If your child hits at school, you are likely experiencing a range of emotions. You may feel embarrassed, frustrated or helpless. To make matters worse, your child may be well-behaved at home, but become a different child when in the company of other children. What can you do?
Here we will explore what you can do to uncover the cause of the misbehavior and ways you can collaborate with the school and intervene at home to bring an end to your child’s physical aggression towards others.
Ask for a meeting
Once you receive a report that your child is acting aggressive at school with other children, ask for a meeting with his teachers. Tell them you want to address the issue head on, but you need their help.
Ask them what has worked in the past with other children with this problem. Share what works at home. Ask how you might stay informed on a daily basis. Would email be best? What about a notebook that travels between home and school and contains notes on aggressive incidents, triggers and what is working and what is not?
Create a partnership with your child’s teacher so that you can approach the issue as teammates, not adversaries.
Look “under” the behavior
Generally, children misbehave for a reason. Finding out what is fueling your child’s aggression towards other children is your first step to finding a solution.
If your child is only hitting in the school setting, have his teacher monitor the acting out incidences and give you his or her impressions of what types of situations are most triggering.
Is he being bullied or picked on? Does he hit when he is provoked by a more aggressive child? Is he misinterpreting social cues (thinking something is aggression when it is in fun)? Does he get angry when he attempts to enter a social group but is rebuffed? Whatever it is, there is likely a theme. Accurately identifying this underlying theme is a very important preliminary step toward resolution.
You may need to look at your mornings as well. On those days when your child hits another student, has he had a good, restorative night sleep? Has he eaten a breakfast high in protein and with complex carbohydrates? Was there conflict in the morning routine? Did he leave the house angry or upset? How we send our kids off to school impacts their behavior at school. Take a hard look at your home environment for clues as to what might be creating a spark of anger that later gets fanned into flames at school.
NOTE: Anger outbursts can be a sign of depression in young children. It can also be their threat response to a trigger if they have a trauma history. Both of these will likely require professional help of some kind.
Create consistency across environments
It is important to evaluate any disparities between school and home. Are there expectations at school that are not reflected in your home? As much as possible, you want to make the two environments in which your child spends the majority of his time to be as congruent as possible.
Do you expect him to wait his turn to speak? Do you make sure he has ample opportunities to share, ask for what he needs and express himself with words? Do you make attempts to distract him from mounting frustration instead of teaching him to face it head on? You want your child to have safe opportunities to experience and deal with strong feelings. Furthermore, you want these incidents to occur at home, where you have the opportunity to train in real time.
Even if you have one child, you can change the environment to better reflect the school’s. When it is game time, tell him that it is your turn to pick. When playing outside, tell him you would like to shoot some baskets with him. Encourage problem solving and cooperation during times of competing desires. These interactions can teach important social skills that are essential in a school setting.
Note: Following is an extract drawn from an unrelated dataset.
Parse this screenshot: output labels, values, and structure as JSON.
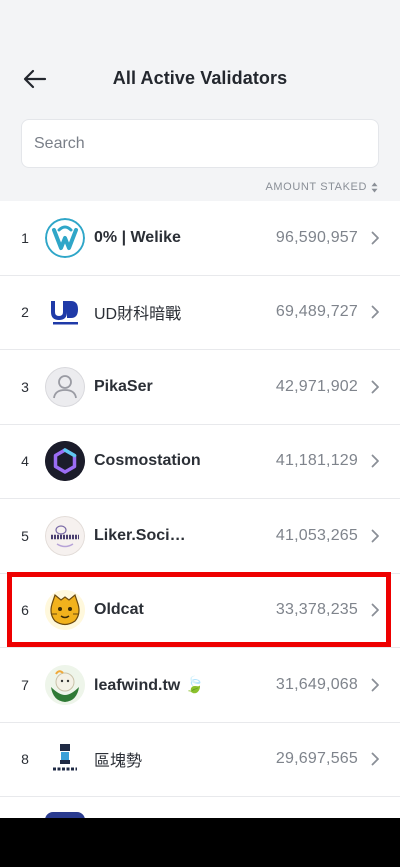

Teach anger management skills
We all have our innate bent when we are threatened or stressed in some way. Some people retreat, some freeze, and some lash out. Kids who hit other children are predisposed to a fight response when they feel threatened. This threat can be real or perceived. Also, children who live in homes when anger is expressed without restraint, are more likely to model that behavior in the “real world.” These children need tools to help manage their anger. Here are some tips:
- Teach your child to recognize the early signs of an explosive outburst
- Teach them words to express their feelings
- Practice self-regulation strategies
- Help them learn to walk away
- Teach them cognitive strategies that will enable them spot thinking errors
- Provide a lot of positive feedback when he uses one of these tools when angered
Consequences should be logical, fit the “crime” and happen in the venue in which the behavior took place (such as missing recess if the incident happened at recess or being a helper for part of the day to the child who was hurt). Whatever you and the school decide for discipline, make sure that once the consequence has been fulfilled, that you do not engage in “double jeopardy” – if he has made amends and fulfilled the consequence, the board is wiped clean. By approaching every day as a new opportunity for success, you will help him focus on mastery of this issue rather than failure.
Communication, understanding, consistency (in environments and discipline), and celebration of success are the key elements in working toward resolving this issue for your child.